Au moment où le Ministère de la Jeunesse et des Sports souhaite vivement la réunification de l'Aikido français, la réponse que fit le Doshu au cours d'une interview à Tokyo est une invitation à accueillir et à reconnaître comme partenaires, d'abord ceux qui nous ressemblent, mais surtout les « autres », ceux qui sont différents de nous, par leur origine, leur style, leur grade, leur âge, leur ancienneté, leur morphologie, leur façon de « Vivre l'Aikido ». À nous tous, Aikidokas de France, que nous appartenions à la Fédération Française d'Aikido et de Budo ou à la Fédération Française d'Aikido Aikibudo et Affinitaires, l'occasion est offerte, grâce à la déclaration de Doshu, de vérifier l'acuité de notre regard et la finesse de notre écoute pour le respect absolu de nos « Différences ».
Question posée à Maître Ueshiba Kisshomaru
J'aimerais vous demander ce que vous envisagez pour l'avenir de l'Aikido au niveau international ? Je comprends que le but actuel de la Fédération internationale d'Aikido est de répandre une méthode d'enseignement unique pour servir de base à ce qu'on peut appeler l'Aikido véritable. Il y a de nombreux Maîtres qui excellent au HONBU DOJO en utilisant une technique personnelle. Dans ces conditions, comment, à votre avis, le véritable Aikido peut-il se répandre à travers le monde avec une méthode d'enseignement uniforme ?
Réponse de Maître Ueshiba Kisshomaru
Attaquer quelqu'un en déclarant : « Ce que vous faites est faux, où vous ne deviez pas pratiquer de la sorte, ce n'est pas le véritable Aikido », c'est quelque chose à éviter. Donc, si les uns pratiquent avec des différences techniques, il s'avère cependant que tous pratiquent avec leur style propre, conscients de l'Unité qui les relie à la Fédération. J'espère par-dessus tout que par le biais de l'Aikido, chacun s'y rencontrera et fera fi des différences de style et de technique, ainsi que les nationalités qui ont conçu des méthodes d'enseignement différentes, dont la pratique est quotidienne.
Qu'en retirer?
Dans le but d'améliorer les techniques, il est nécessaire de modifier petit à petit les méthodes d'enseignement. Je ne pense pas que nous ferons quelque chose d'insensé comme commencer à fixer un cadre au mur avant d'y intégrer l'image !

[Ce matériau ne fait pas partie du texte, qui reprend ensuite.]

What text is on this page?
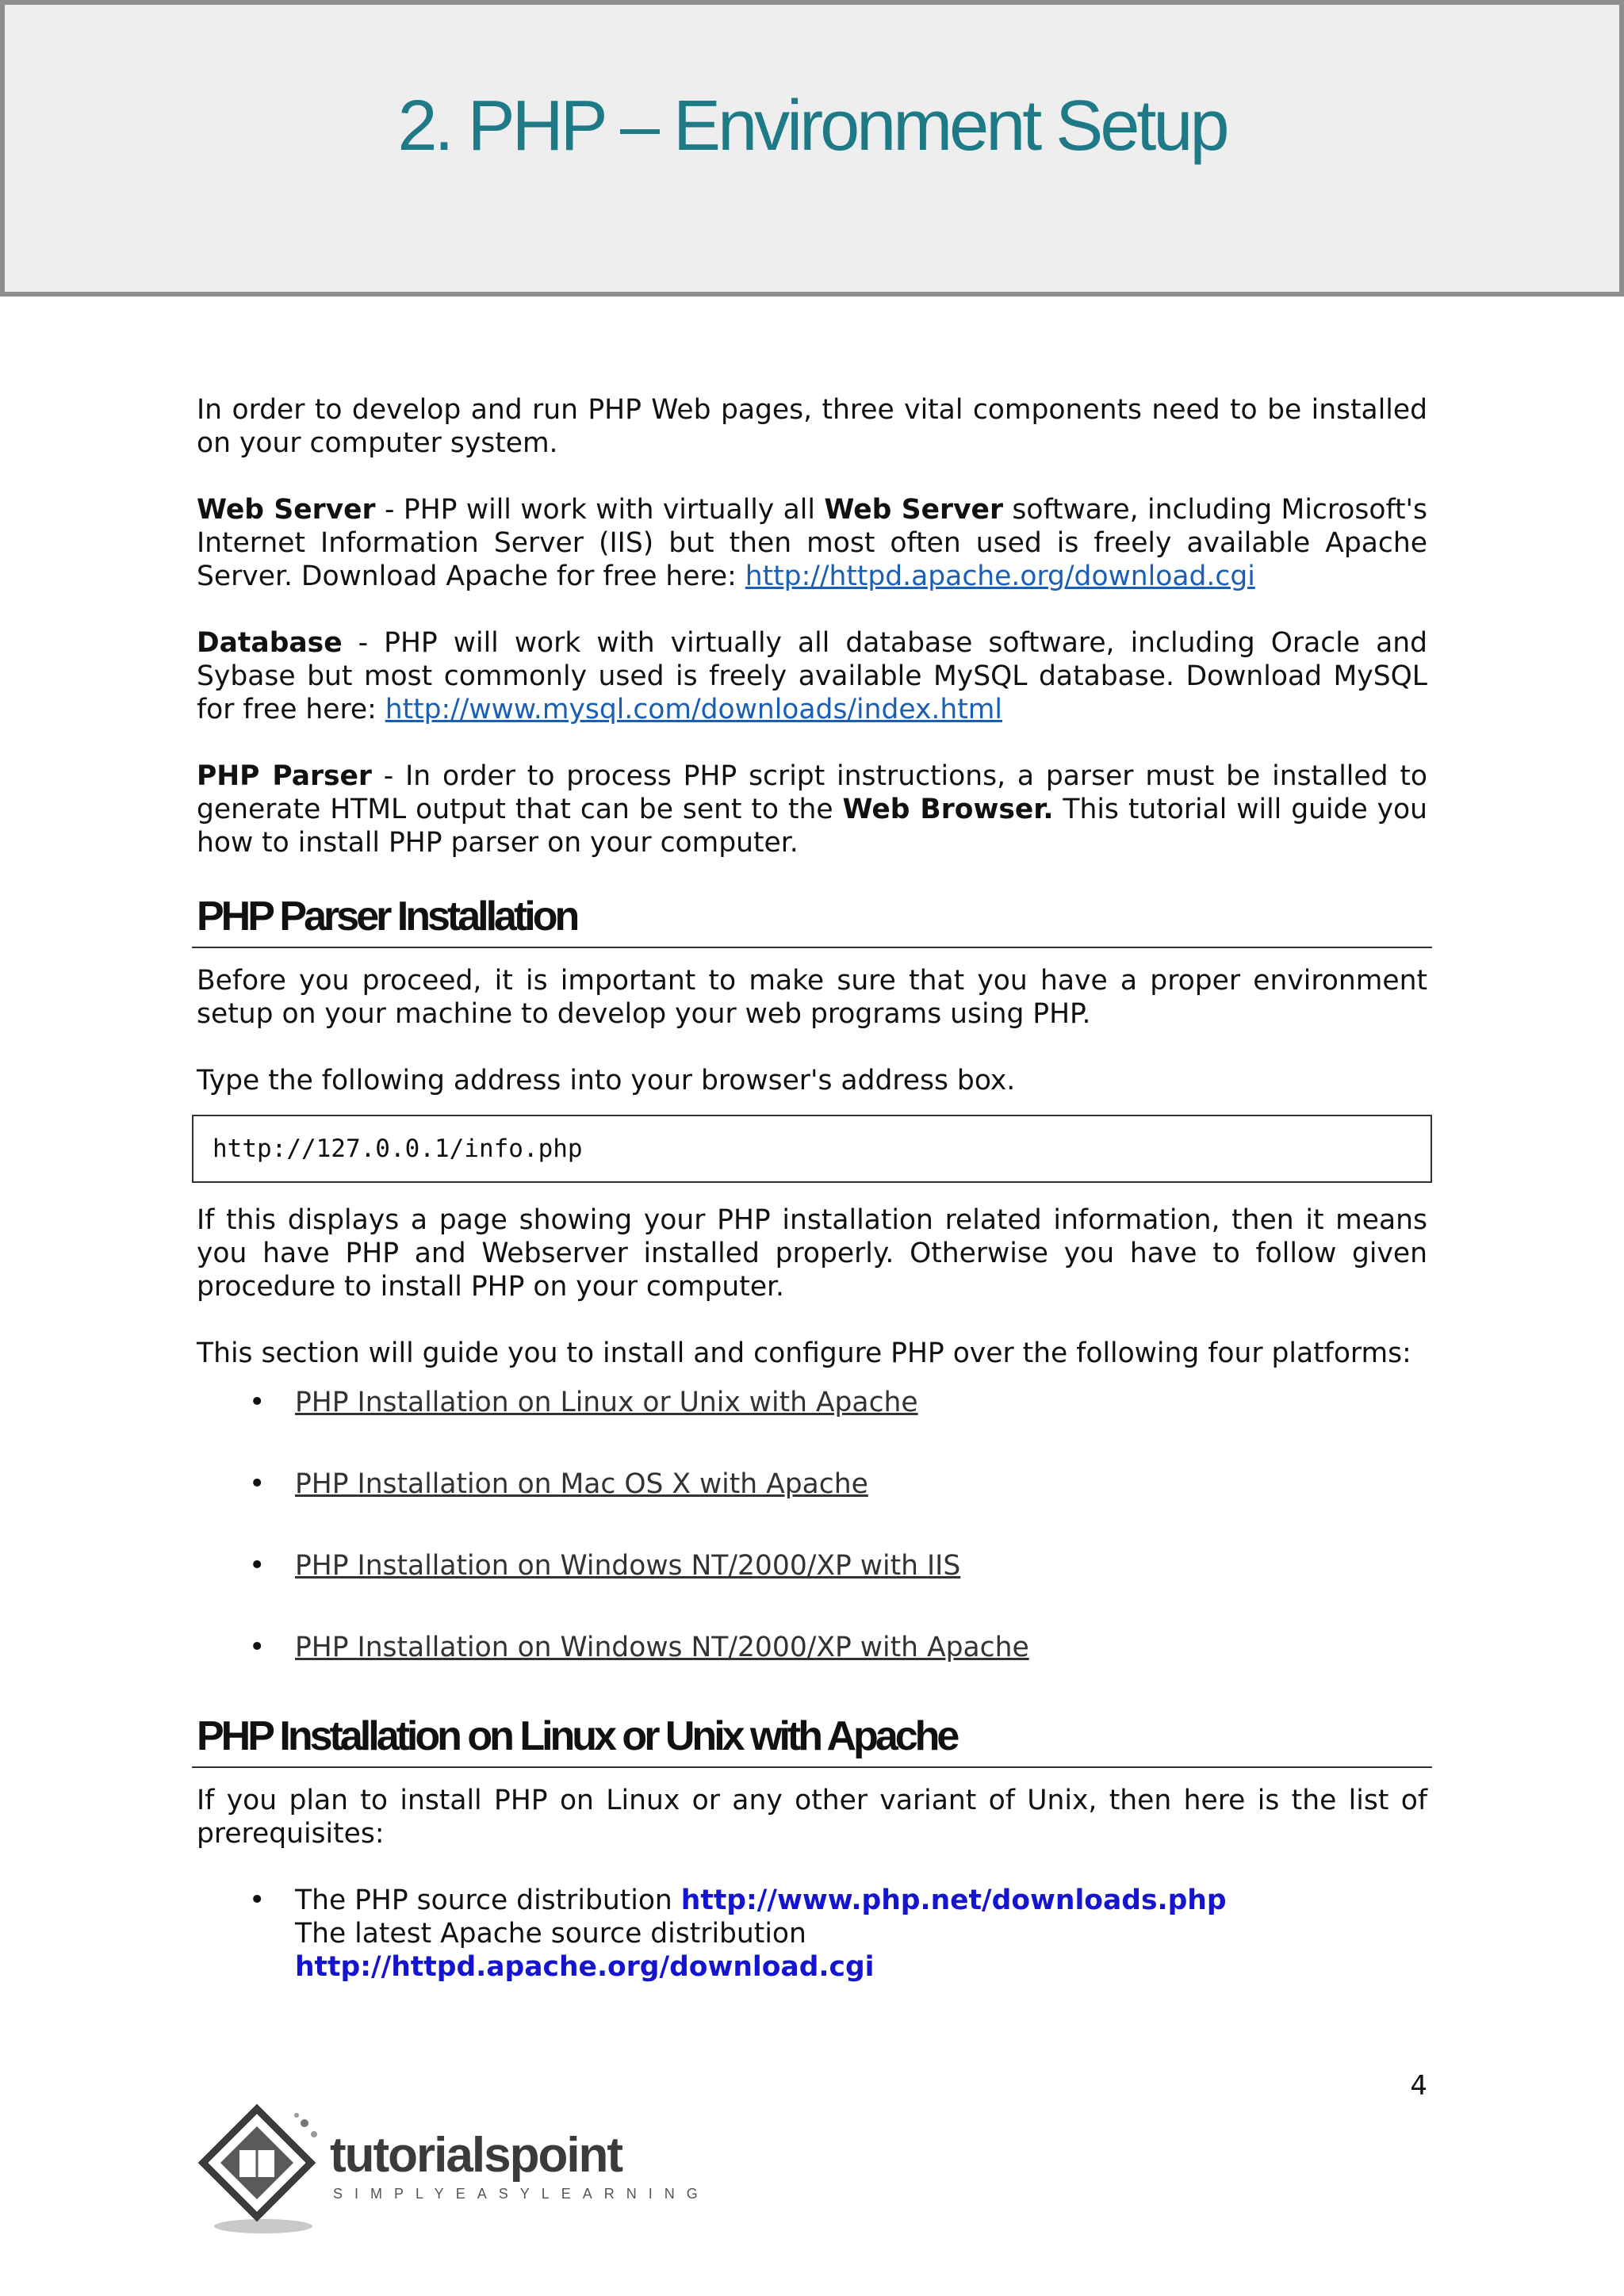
2. PHP – Environment Setup

In order to develop and run PHP Web pages, three vital components need to be installed on your computer system.

Web Server - PHP will work with virtually all Web Server software, including Microsoft's Internet Information Server (IIS) but then most often used is freely available Apache Server. Download Apache for free here: http://httpd.apache.org/download.cgi

Database - PHP will work with virtually all database software, including Oracle and Sybase but most commonly used is freely available MySQL database. Download MySQL for free here: http://www.mysql.com/downloads/index.html

PHP Parser - In order to process PHP script instructions, a parser must be installed to generate HTML output that can be sent to the Web Browser. This tutorial will guide you how to install PHP parser on your computer.

PHP Parser Installation

Before you proceed, it is important to make sure that you have a proper environment setup on your machine to develop your web programs using PHP.

Type the following address into your browser's address box.

http://127.0.0.1/info.php

If this displays a page showing your PHP installation related information, then it means you have PHP and Webserver installed properly. Otherwise you have to follow given procedure to install PHP on your computer.

This section will guide you to install and configure PHP over the following four platforms:

• PHP Installation on Linux or Unix with Apache
• PHP Installation on Mac OS X with Apache
• PHP Installation on Windows NT/2000/XP with IIS
• PHP Installation on Windows NT/2000/XP with Apache
PHP Installation on Linux or Unix with Apache

If you plan to install PHP on Linux or any other variant of Unix, then here is the list of prerequisites:

• The PHP source distribution http://www.php.net/downloads.php
The latest Apache source distribution
http://httpd.apache.org/download.cgi
4
tutorialspoint
SIMPLYEASYLEARNING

La Voie de l'Aikido réside avant tout dans la « Spontanéité » et le « Naturel » de chaque pratiquant. Les techniques de l'Aikido sont à l'infini et comportent de multiples facettes. Bien qu'elles semblent séparées en fonction du style particulier de chaque expert, il existe cependant une unité entre elles et un ordre. C'est en considérant l'unité de ces techniques que réside la beauté de l'Aikido.
Voilà pourquoi nous n'avons pas l'intention d'englober l'Aikido dans une structure, qu'elle soit politique, idéologique ou économique, c'est-à-dire construire une organisation pour tout y inclure. Le but de la Fédération internationale d'Aikido est avant tout de répandre et de développer l'amitié internationale.
Conclusion
Grâce au point de vue exprimé par le Doshu Ueshiba Kisshomaru ; cette similitude des Aikidokas qui pratiquent dans le Monde un art et un sport est rassurante et reposante. Elle apparaît comme le signe de l'unité idéale, c'est-à-dire la reconnaissance des autres, de leur droit à la différence. Elle les pousse à s'organiser pour être capables de l'exercer effectivement.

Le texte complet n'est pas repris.